Keeping things in perspective

Gordon Koo
i was thinking
Published in
2 min readMar 24, 2013

When my dad immigrated to America from Hong Kong, he carried everything he owned in his suitcase. By day, he was a college student. By night, he worked a night shift at the Ramada Inn. If he was lucky, he would squeeze in a few hours of sleep before the start of the next day. He would go from door to door, inquiring about work. Any work. Whatever the job was, he was ready to do it. Mowing lawns. Washing windows. If he didn't know how to do it, he was willing to learn how. For him, work wasn't about finding the best perks or a company whose mission he believed in. It was about surviving in a foreign world still rampant with racism where he played the role of the outsider. He would eventually work his way to becoming a city planner. He had lofty notions of giving back to the community that he had come to know as his home, but he found that workplace politics created a different reality than he expected. He held a very respectable job, but though he had come so far from when he first arrived, his work was the source of many frustrations. The day he retired was a day of relief.

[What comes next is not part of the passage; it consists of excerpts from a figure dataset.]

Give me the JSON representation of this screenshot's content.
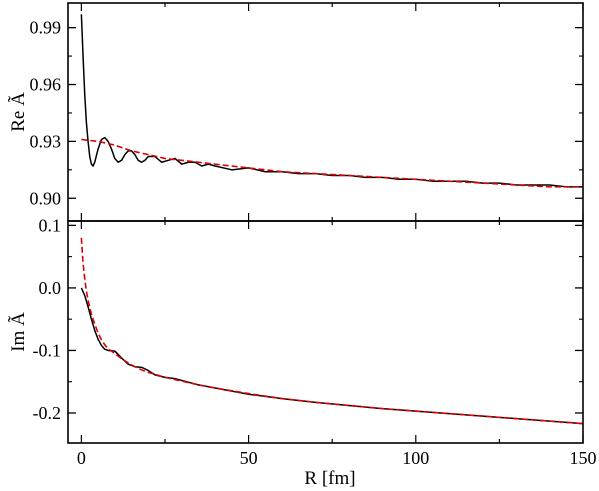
{
  "chart_data": [
    {
      "type": "line",
      "panel": "top",
      "xlabel": "",
      "ylabel": "Re Ã",
      "xlim": [
        -4,
        150
      ],
      "ylim": [
        0.888,
        1.003
      ],
      "yticks": [
        0.9,
        0.93,
        0.96,
        0.99
      ],
      "ytick_labels": [
        "0.90",
        "0.93",
        "0.96",
        "0.99"
      ],
      "grid": false,
      "series": [
        {
          "style": "solid",
          "color": "#000000",
          "x": [
            0.0,
            0.5,
            1.0,
            1.5,
            2.0,
            2.5,
            3.0,
            3.5,
            4.0,
            5.0,
            6.0,
            7.0,
            8.0,
            9.0,
            10.0,
            11.0,
            12.0,
            13.0,
            14.0,
            15.0,
            16.0,
            17.0,
            18.0,
            19.0,
            20.0,
            22.0,
            24.0,
            26.0,
            28.0,
            30.0,
            32.0,
            34.0,
            36.0,
            38.0,
            40.0,
            45.0,
            50.0,
            55.0,
            60.0,
            65.0,
            70.0,
            75.0,
            80.0,
            85.0,
            90.0,
            95.0,
            100.0,
            105.0,
            110.0,
            115.0,
            120.0,
            125.0,
            130.0,
            135.0,
            140.0,
            145.0,
            150.0
          ],
          "y": [
            0.997,
            0.975,
            0.955,
            0.94,
            0.93,
            0.922,
            0.918,
            0.917,
            0.919,
            0.926,
            0.931,
            0.932,
            0.93,
            0.926,
            0.921,
            0.919,
            0.92,
            0.923,
            0.925,
            0.925,
            0.923,
            0.92,
            0.919,
            0.92,
            0.922,
            0.922,
            0.919,
            0.92,
            0.921,
            0.918,
            0.919,
            0.919,
            0.917,
            0.918,
            0.917,
            0.915,
            0.916,
            0.914,
            0.914,
            0.913,
            0.913,
            0.912,
            0.912,
            0.911,
            0.911,
            0.91,
            0.91,
            0.909,
            0.909,
            0.909,
            0.908,
            0.908,
            0.907,
            0.907,
            0.907,
            0.906,
            0.906
          ]
        },
        {
          "style": "dashed",
          "color": "#dd0000",
          "x": [
            0.0,
            5.0,
            10.0,
            15.0,
            20.0,
            25.0,
            30.0,
            40.0,
            50.0,
            60.0,
            70.0,
            80.0,
            90.0,
            100.0,
            110.0,
            120.0,
            130.0,
            140.0,
            150.0
          ],
          "y": [
            0.931,
            0.93,
            0.928,
            0.925,
            0.923,
            0.921,
            0.92,
            0.918,
            0.916,
            0.914,
            0.913,
            0.912,
            0.911,
            0.91,
            0.909,
            0.908,
            0.907,
            0.906,
            0.906
          ]
        }
      ]
    },
    {
      "type": "line",
      "panel": "bottom",
      "xlabel": "R [fm]",
      "ylabel": "Im Ã",
      "xlim": [
        -4,
        150
      ],
      "ylim": [
        -0.248,
        0.107
      ],
      "yticks": [
        0.1,
        0.0,
        -0.1,
        -0.2
      ],
      "ytick_labels": [
        "0.1",
        "0.0",
        "-0.1",
        "-0.2"
      ],
      "xticks": [
        0,
        50,
        100,
        150
      ],
      "xtick_labels": [
        "0",
        "50",
        "100",
        "150"
      ],
      "grid": false,
      "series": [
        {
          "style": "solid",
          "color": "#000000",
          "x": [
            0.0,
            1.0,
            2.0,
            3.0,
            4.0,
            5.0,
            6.0,
            7.0,
            8.0,
            10.0,
            12.0,
            14.0,
            16.0,
            18.0,
            20.0,
            22.0,
            25.0,
            28.0,
            30.0,
            35.0,
            40.0,
            45.0,
            50.0,
            60.0,
            70.0,
            80.0,
            90.0,
            100.0,
            110.0,
            120.0,
            130.0,
            140.0,
            150.0
          ],
          "y": [
            0.0,
            -0.012,
            -0.03,
            -0.05,
            -0.068,
            -0.082,
            -0.092,
            -0.098,
            -0.1,
            -0.101,
            -0.112,
            -0.122,
            -0.126,
            -0.127,
            -0.132,
            -0.139,
            -0.143,
            -0.145,
            -0.148,
            -0.155,
            -0.16,
            -0.165,
            -0.17,
            -0.177,
            -0.183,
            -0.188,
            -0.193,
            -0.197,
            -0.201,
            -0.205,
            -0.209,
            -0.213,
            -0.217
          ]
        },
        {
          "style": "dashed",
          "color": "#dd0000",
          "x": [
            0.0,
            0.5,
            1.0,
            1.5,
            2.0,
            3.0,
            4.0,
            5.0,
            6.0,
            7.0,
            8.0,
            10.0,
            12.0,
            14.0,
            16.0,
            18.0,
            20.0,
            25.0,
            30.0,
            35.0,
            40.0,
            50.0,
            60.0,
            70.0,
            80.0,
            90.0,
            100.0,
            110.0,
            120.0,
            130.0,
            140.0,
            150.0
          ],
          "y": [
            0.08,
            0.04,
            0.015,
            -0.005,
            -0.02,
            -0.042,
            -0.058,
            -0.072,
            -0.083,
            -0.091,
            -0.097,
            -0.105,
            -0.113,
            -0.12,
            -0.126,
            -0.131,
            -0.135,
            -0.143,
            -0.149,
            -0.155,
            -0.16,
            -0.169,
            -0.177,
            -0.183,
            -0.188,
            -0.193,
            -0.197,
            -0.201,
            -0.205,
            -0.209,
            -0.213,
            -0.217
          ]
        }
      ]
    }
  ]
}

When my mom immigrated to America from Cambodia, she had a hundred dollars to her name and the only family she had was her sister. The two of them were taken in by a pastor and his wife in Stockton. She studied at the University of the Pacific, and while she was there she met my dad through a mutual friend. Her dream was to be a teacher. She tried to follow this dream, but the only work she was able to find was that of a substitute teacher—hardly a sustainable career. My dad recommended she choose another line of work instead, and so she became an accountant. Being an accountant wasn't her dream, but maybe it would help her achieve another dream of hers: the dream of providing a better life for her children.

Because of my parents' hard work and sacrifices, my sister and I were able to grow up and get a good education at a prestigious university. I am now employed in an industry where I am regularly solicited by companies to work for them. Companies compete to provide the most attractive benefits to lure one of the most highly sought after contingents of this country's workforce, of which I am a part. My biggest worries about work usually involve what kinds of things I’d be most interested in working on. I say this not with a sense of entitlement, but in awe of the options available to me.

One day, my parents were reminiscing about the past. My mom looked around at the house—at her life—and said, "I can't believe how lucky we are."

It's good to keep things in perspective from time to time.